Here are a couple of observations on the nature of writing for performance.
Some years ago, I found myself taking a summer course in playwriting from noted playwright Allen Partridge. I was toiling away on what was to become Diving In. We students would turn in our pages each day, and receive his teacherly criticism the next day.
One day, Partridge handed back my pages and he had written in red ink on the top page "Too many notes, Wolfgang!" It was the only note. I queried him and he responded "Watch Amadeus." So I did. Near the beginning of the film, Emperor Joseph II give Mozart some helpful advice:
"My dear young man, don't take it too hard. Your work is ingenious. It's quality work. And there are simply too many notes, that's all. Just cut a few and it will be perfect."So I took this up with Partridge, and received the best piece of writing advice I've ever been given. Essentially, why use a paragraph when a well wrought phrase would accomplish the same thing? Economy of word leads to greater emotional impact.

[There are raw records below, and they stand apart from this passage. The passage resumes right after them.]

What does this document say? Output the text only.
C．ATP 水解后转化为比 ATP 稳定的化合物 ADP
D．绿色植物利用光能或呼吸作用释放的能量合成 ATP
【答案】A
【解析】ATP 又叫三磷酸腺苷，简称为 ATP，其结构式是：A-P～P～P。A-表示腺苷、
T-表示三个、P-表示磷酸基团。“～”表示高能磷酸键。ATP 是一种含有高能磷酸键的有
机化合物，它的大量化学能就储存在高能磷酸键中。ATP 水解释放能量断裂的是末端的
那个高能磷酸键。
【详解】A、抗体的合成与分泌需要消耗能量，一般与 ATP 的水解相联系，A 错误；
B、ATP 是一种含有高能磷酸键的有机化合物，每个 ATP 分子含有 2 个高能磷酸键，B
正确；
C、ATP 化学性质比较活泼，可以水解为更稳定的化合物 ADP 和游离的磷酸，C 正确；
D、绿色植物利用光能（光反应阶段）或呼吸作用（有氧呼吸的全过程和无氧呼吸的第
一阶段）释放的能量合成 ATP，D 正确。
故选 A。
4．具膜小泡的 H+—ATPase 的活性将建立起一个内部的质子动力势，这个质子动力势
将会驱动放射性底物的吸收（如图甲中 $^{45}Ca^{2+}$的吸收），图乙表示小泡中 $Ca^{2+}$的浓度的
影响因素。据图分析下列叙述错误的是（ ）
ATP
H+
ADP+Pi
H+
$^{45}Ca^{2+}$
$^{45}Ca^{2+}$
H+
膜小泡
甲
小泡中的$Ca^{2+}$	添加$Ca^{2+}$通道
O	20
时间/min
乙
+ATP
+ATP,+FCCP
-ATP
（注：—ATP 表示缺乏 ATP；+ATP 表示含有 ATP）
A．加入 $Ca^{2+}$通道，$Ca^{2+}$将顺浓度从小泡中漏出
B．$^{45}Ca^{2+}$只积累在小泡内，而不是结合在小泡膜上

The analogy is a bit off, because one should strive to write like Mozart. In Mozart's work, every note is in its proper place. There is nothing superfluous. Or as Mozart retorts to the Emporer:
"Which few did you have in mind, Majesty?"Of course, he was Wolfgang Amadeus Mozart, and I was just a snot-nosed young playwright. Indeed, Diving In had a few too many "notes." It's a lesson I'm still learning.
The way I learned it, when Beethoven went deaf, his music went nuts. Musicians complained about the difficulty of performing his music. The notes were too high, too difficult to reach; his passages were far too complex to play with human hands. And yet, the music is beautiful, challenging and nuanced.
Well, I try to write like Beethoven.
Oh, I don't get too ridiculous with the demands I put on a performer. I don't expect them to sprout wings or bleed tapioca pudding.
However, I may write a character who makes an emotional turn "on a dime." I have a certain fondness for repetition in monologues that makes them difficult to memorize. I may even force a performer to say words and relate experiences that are horrible, embarrassing, disgusting, etc. It's only because I respect actors enough to bring my "A" game as a writer.
Mamet does this. Read Oleanna sometime. It's perhaps the most infuriating piece of dramatic literature that I've ever thrown across the room (several times.) The more I read it, the more I grow to appreciate it. It's compelling, subtle, nuanced. It's also two actors with their asses glued to furniture blathering on and on in a repetitious verbal tennis match. On the surface, nothing really seems to happen. I had the good fortune to direct the final scene of the play for an acting class, and I really began to get it: The slow burn, the psychological chess match.
I do try to write like Beethoven and write like Mozart. Because if I'm not going to really put forth the effort, what's the damn point?